I’d been sitting for probably about 10 minutes with my feet in the foot spa, when an old, fat German man came and sat next to me. He spread his legs, rubbed his belly, leaned back and gave me a nod and a smile.
Aaaarrrrhhhhhhh - ‘Ich bin kalt’, I muttered with a look of fear in my eyes as I got up and scuttled away. At the time I couldn’t understand why he gave me a funny look. I thought ‘I am cold’ was a perfectly good excuse. Unfortunately what I’d actually said translates as ‘I am frigid’, which I think, under the circumstances was an equally good excuse.
We all gathered together again at a pre-arranged time for a spot of lunch. Whilst I’d been flying the Mary Whitehouse flag of decency, the rest had had a lovely time rubbing each other with honey and beating each other on the buttocks with walnuts.

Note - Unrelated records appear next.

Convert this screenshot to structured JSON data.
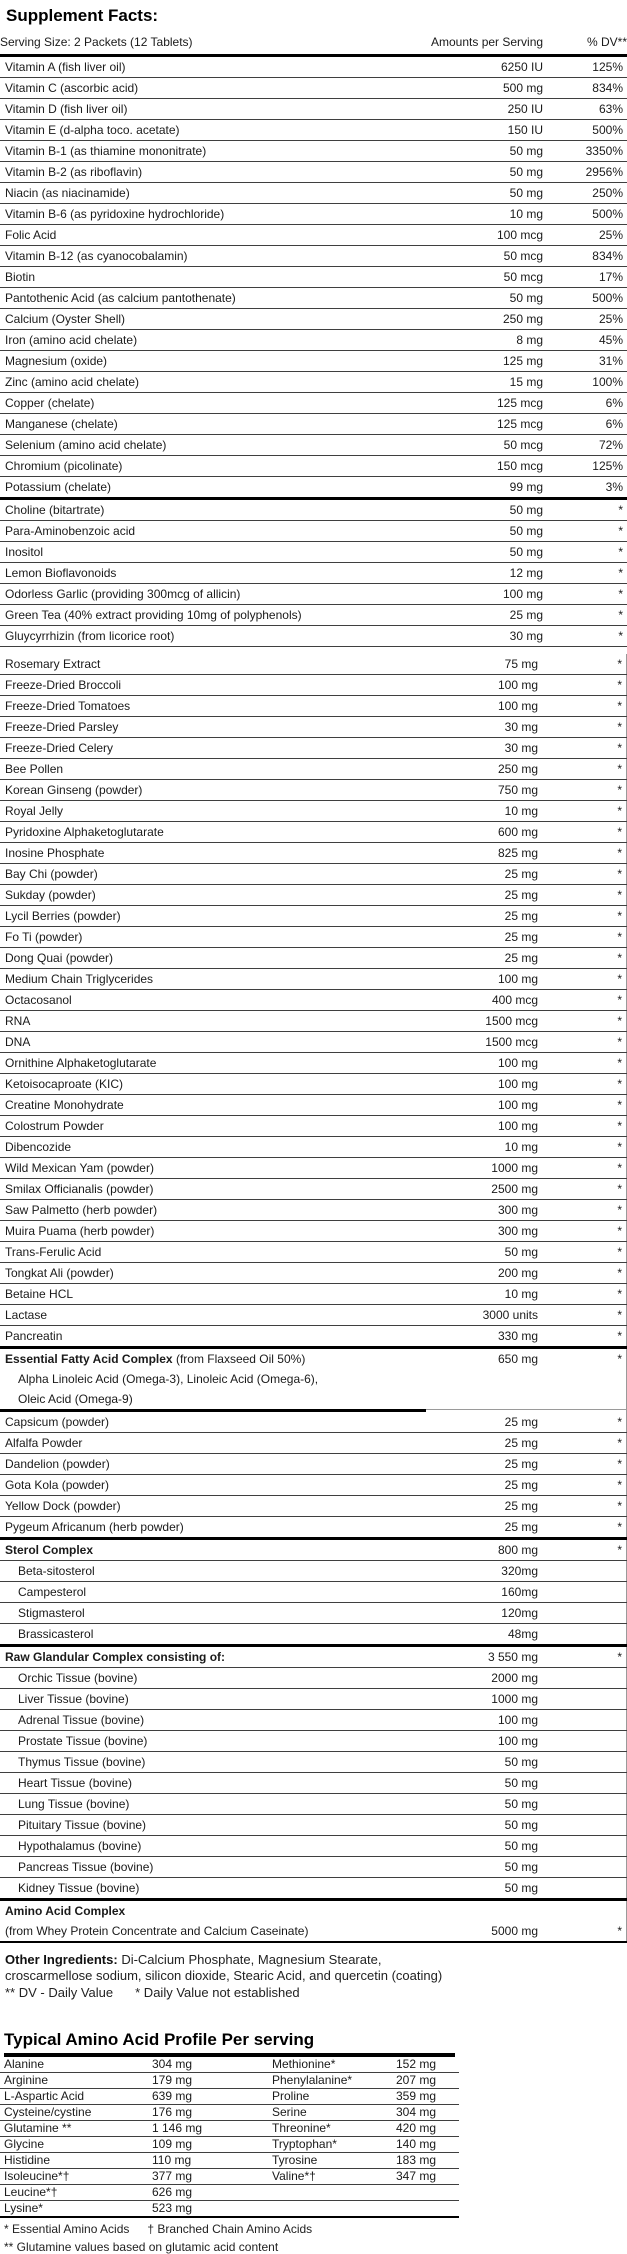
{
  "title": "Supplement Facts:",
  "colors": {
    "text": "#1a1a1a",
    "thin_line": "#3f3f3f",
    "thick_line": "#000000",
    "side_border": "#9a9a9a",
    "background": "#ffffff"
  },
  "main_table": {
    "serving_size": "Serving Size: 2 Packets (12 Tablets)",
    "col_amounts": "Amounts per Serving",
    "col_dv": "% DV**",
    "section1_rows": [
      {
        "n": "Vitamin A (fish liver oil)",
        "a": "6250 IU",
        "d": "125%"
      },
      {
        "n": "Vitamin C (ascorbic acid)",
        "a": "500 mg",
        "d": "834%"
      },
      {
        "n": "Vitamin D (fish liver oil)",
        "a": "250 IU",
        "d": "63%"
      },
      {
        "n": "Vitamin E (d-alpha toco. acetate)",
        "a": "150 IU",
        "d": "500%"
      },
      {
        "n": "Vitamin B-1 (as thiamine mononitrate)",
        "a": "50 mg",
        "d": "3350%"
      },
      {
        "n": "Vitamin B-2 (as riboflavin)",
        "a": "50 mg",
        "d": "2956%"
      },
      {
        "n": "Niacin (as niacinamide)",
        "a": "50 mg",
        "d": "250%"
      },
      {
        "n": "Vitamin B-6 (as pyridoxine hydrochloride)",
        "a": "10 mg",
        "d": "500%"
      },
      {
        "n": "Folic Acid",
        "a": "100 mcg",
        "d": "25%"
      },
      {
        "n": "Vitamin B-12 (as cyanocobalamin)",
        "a": "50 mcg",
        "d": "834%"
      },
      {
        "n": "Biotin",
        "a": "50 mcg",
        "d": "17%"
      },
      {
        "n": "Pantothenic Acid (as calcium pantothenate)",
        "a": "50 mg",
        "d": "500%"
      },
      {
        "n": "Calcium (Oyster Shell)",
        "a": "250 mg",
        "d": "25%"
      },
      {
        "n": "Iron (amino acid chelate)",
        "a": "8 mg",
        "d": "45%"
      },
      {
        "n": "Magnesium (oxide)",
        "a": "125 mg",
        "d": "31%"
      },
      {
        "n": "Zinc (amino acid chelate)",
        "a": "15 mg",
        "d": "100%"
      },
      {
        "n": "Copper (chelate)",
        "a": "125 mcg",
        "d": "6%"
      },
      {
        "n": "Manganese (chelate)",
        "a": "125 mcg",
        "d": "6%"
      },
      {
        "n": "Selenium (amino acid chelate)",
        "a": "50 mcg",
        "d": "72%"
      },
      {
        "n": "Chromium (picolinate)",
        "a": "150 mcg",
        "d": "125%"
      },
      {
        "n": "Potassium (chelate)",
        "a": "99 mg",
        "d": "3%",
        "div": "thick"
      },
      {
        "n": "Choline (bitartrate)",
        "a": "50 mg",
        "d": "*"
      },
      {
        "n": "Para-Aminobenzoic acid",
        "a": "50 mg",
        "d": "*"
      },
      {
        "n": "Inositol",
        "a": "50 mg",
        "d": "*"
      },
      {
        "n": "Lemon Bioflavonoids",
        "a": "12 mg",
        "d": "*"
      },
      {
        "n": "Odorless Garlic (providing 300mcg of allicin)",
        "a": "100 mg",
        "d": "*"
      },
      {
        "n": "Green Tea (40% extract providing 10mg of polyphenols)",
        "a": "25 mg",
        "d": "*"
      },
      {
        "n": "Gluycyrrhizin (from licorice root)",
        "a": "30 mg",
        "d": "*"
      }
    ],
    "section2_rows": [
      {
        "n": "Rosemary Extract",
        "a": "75 mg",
        "d": "*"
      },
      {
        "n": "Freeze-Dried Broccoli",
        "a": "100 mg",
        "d": "*"
      },
      {
        "n": "Freeze-Dried Tomatoes",
        "a": "100 mg",
        "d": "*"
      },
      {
        "n": "Freeze-Dried Parsley",
        "a": "30 mg",
        "d": "*"
      },
      {
        "n": "Freeze-Dried Celery",
        "a": "30 mg",
        "d": "*"
      },
      {
        "n": "Bee Pollen",
        "a": "250 mg",
        "d": "*"
      },
      {
        "n": "Korean Ginseng (powder)",
        "a": "750 mg",
        "d": "*"
      },
      {
        "n": "Royal Jelly",
        "a": "10 mg",
        "d": "*"
      },
      {
        "n": "Pyridoxine Alphaketoglutarate",
        "a": "600 mg",
        "d": "*"
      },
      {
        "n": "Inosine Phosphate",
        "a": "825 mg",
        "d": "*"
      },
      {
        "n": "Bay Chi (powder)",
        "a": "25 mg",
        "d": "*"
      },
      {
        "n": "Sukday (powder)",
        "a": "25 mg",
        "d": "*"
      },
      {
        "n": "Lycil Berries (powder)",
        "a": "25 mg",
        "d": "*"
      },
      {
        "n": "Fo Ti (powder)",
        "a": "25 mg",
        "d": "*"
      },
      {
        "n": "Dong Quai (powder)",
        "a": "25 mg",
        "d": "*"
      },
      {
        "n": "Medium Chain Triglycerides",
        "a": "100 mg",
        "d": "*"
      },
      {
        "n": "Octacosanol",
        "a": "400 mcg",
        "d": "*"
      },
      {
        "n": "RNA",
        "a": "1500 mcg",
        "d": "*"
      },
      {
        "n": "DNA",
        "a": "1500 mcg",
        "d": "*"
      },
      {
        "n": "Ornithine Alphaketoglutarate",
        "a": "100 mg",
        "d": "*"
      },
      {
        "n": "Ketoisocaproate (KIC)",
        "a": "100 mg",
        "d": "*"
      },
      {
        "n": "Creatine Monohydrate",
        "a": "100 mg",
        "d": "*"
      },
      {
        "n": "Colostrum Powder",
        "a": "100 mg",
        "d": "*"
      },
      {
        "n": "Dibencozide",
        "a": "10 mg",
        "d": "*"
      },
      {
        "n": "Wild Mexican Yam (powder)",
        "a": "1000 mg",
        "d": "*"
      },
      {
        "n": "Smilax Officianalis (powder)",
        "a": "2500 mg",
        "d": "*"
      },
      {
        "n": "Saw Palmetto (herb powder)",
        "a": "300 mg",
        "d": "*"
      },
      {
        "n": "Muira Puama (herb powder)",
        "a": "300 mg",
        "d": "*"
      },
      {
        "n": "Trans-Ferulic Acid",
        "a": "50 mg",
        "d": "*"
      },
      {
        "n": "Tongkat Ali (powder)",
        "a": "200 mg",
        "d": "*"
      },
      {
        "n": "Betaine HCL",
        "a": "10 mg",
        "d": "*"
      },
      {
        "n": "Lactase",
        "a": "3000 units",
        "d": "*"
      },
      {
        "n": "Pancreatin",
        "a": "330 mg",
        "d": "*",
        "div": "thick"
      },
      {
        "n_bold": "Essential Fatty Acid Complex",
        "n": " (from Flaxseed Oil 50%)",
        "a": "650 mg",
        "d": "*",
        "div": "none"
      },
      {
        "n": "Alpha Linoleic Acid (Omega-3), Linoleic Acid (Omega-6),",
        "indent": true,
        "div": "none"
      },
      {
        "n": "Oleic Acid (Omega-9)",
        "indent": true,
        "div": "partial"
      },
      {
        "n": "Capsicum (powder)",
        "a": "25 mg",
        "d": "*"
      },
      {
        "n": "Alfalfa Powder",
        "a": "25 mg",
        "d": "*"
      },
      {
        "n": "Dandelion (powder)",
        "a": "25 mg",
        "d": "*"
      },
      {
        "n": "Gota Kola (powder)",
        "a": "25 mg",
        "d": "*"
      },
      {
        "n": "Yellow Dock (powder)",
        "a": "25 mg",
        "d": "*"
      },
      {
        "n": "Pygeum Africanum (herb powder)",
        "a": "25 mg",
        "d": "*",
        "div": "thick"
      },
      {
        "n": "Sterol Complex",
        "bold": true,
        "a": "800 mg",
        "d": "*"
      },
      {
        "n": "Beta-sitosterol",
        "indent": true,
        "a": "320mg"
      },
      {
        "n": "Campesterol",
        "indent": true,
        "a": "160mg"
      },
      {
        "n": "Stigmasterol",
        "indent": true,
        "a": "120mg"
      },
      {
        "n": "Brassicasterol",
        "indent": true,
        "a": "48mg",
        "div": "thick"
      },
      {
        "n": "Raw Glandular Complex consisting of:",
        "bold": true,
        "a": "3 550 mg",
        "d": "*"
      },
      {
        "n": "Orchic Tissue (bovine)",
        "indent": true,
        "a": "2000 mg"
      },
      {
        "n": "Liver Tissue (bovine)",
        "indent": true,
        "a": "1000 mg"
      },
      {
        "n": "Adrenal Tissue (bovine)",
        "indent": true,
        "a": "100 mg"
      },
      {
        "n": "Prostate Tissue (bovine)",
        "indent": true,
        "a": "100 mg"
      },
      {
        "n": "Thymus Tissue (bovine)",
        "indent": true,
        "a": "50 mg"
      },
      {
        "n": "Heart Tissue (bovine)",
        "indent": true,
        "a": "50 mg"
      },
      {
        "n": "Lung Tissue (bovine)",
        "indent": true,
        "a": "50 mg"
      },
      {
        "n": "Pituitary Tissue (bovine)",
        "indent": true,
        "a": "50 mg"
      },
      {
        "n": "Hypothalamus (bovine)",
        "indent": true,
        "a": "50 mg"
      },
      {
        "n": "Pancreas Tissue (bovine)",
        "indent": true,
        "a": "50 mg"
      },
      {
        "n": "Kidney Tissue (bovine)",
        "indent": true,
        "a": "50 mg",
        "div": "thick"
      },
      {
        "n": "Amino Acid Complex",
        "bold": true,
        "div": "none"
      },
      {
        "n": "(from Whey Protein Concentrate and Calcium Caseinate)",
        "a": "5000 mg",
        "d": "*",
        "div": "last"
      }
    ]
  },
  "other_ingredients": {
    "label": "Other Ingredients:",
    "line1": "Di-Calcium Phosphate, Magnesium Stearate,",
    "line2": "croscarmellose sodium, silicon dioxide, Stearic Acid, and quercetin (coating)",
    "dv_note_1": "** DV - Daily Value",
    "dv_note_2": "* Daily Value not established"
  },
  "amino_profile": {
    "heading": "Typical Amino Acid Profile Per serving",
    "rows": [
      [
        "Alanine",
        "304 mg",
        "Methionine*",
        "152 mg"
      ],
      [
        "Arginine",
        "179 mg",
        "Phenylalanine*",
        "207 mg"
      ],
      [
        "L-Aspartic Acid",
        "639 mg",
        "Proline",
        "359 mg"
      ],
      [
        "Cysteine/cystine",
        "176 mg",
        "Serine",
        "304 mg"
      ],
      [
        "Glutamine **",
        "1 146 mg",
        "Threonine*",
        "420 mg"
      ],
      [
        "Glycine",
        "109 mg",
        "Tryptophan*",
        "140 mg"
      ],
      [
        "Histidine",
        "110 mg",
        "Tyrosine",
        "183 mg"
      ],
      [
        "Isoleucine*†",
        "377 mg",
        "Valine*†",
        "347 mg"
      ],
      [
        "Leucine*†",
        "626 mg",
        "",
        ""
      ],
      [
        "Lysine*",
        "523 mg",
        "",
        ""
      ]
    ],
    "footnote_essential": "* Essential Amino Acids",
    "footnote_branched": "† Branched Chain Amino Acids",
    "footnote_glutamine": "** Glutamine values based on glutamic acid content"
  }
}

The restaurant was also upstairs, just beyond Cleopatra’s pool, and was also open to ‘the naked’. While my friends had thankfully covered up for the occasion, there were many others who had forgotten their Lederhosen. No, I don’t think it’s very hygienic either and there was sausage on the menu!
My day in ‘Claudius’ was the day when I confronted head on my body image and my attitudes towards nakedness. A big part of me would have loved to have thrown my bathrobe and caution to the wind and joined in enthusiastically, being beaten by a large squid which sucks out your toxins with its tentacles. But full on nudity – I just couldn’t do it.
In the intervening years however, I am proud to report that I have made some progress. I did manage to go topless on a beach in Northern Spain – but I was behind a boulder!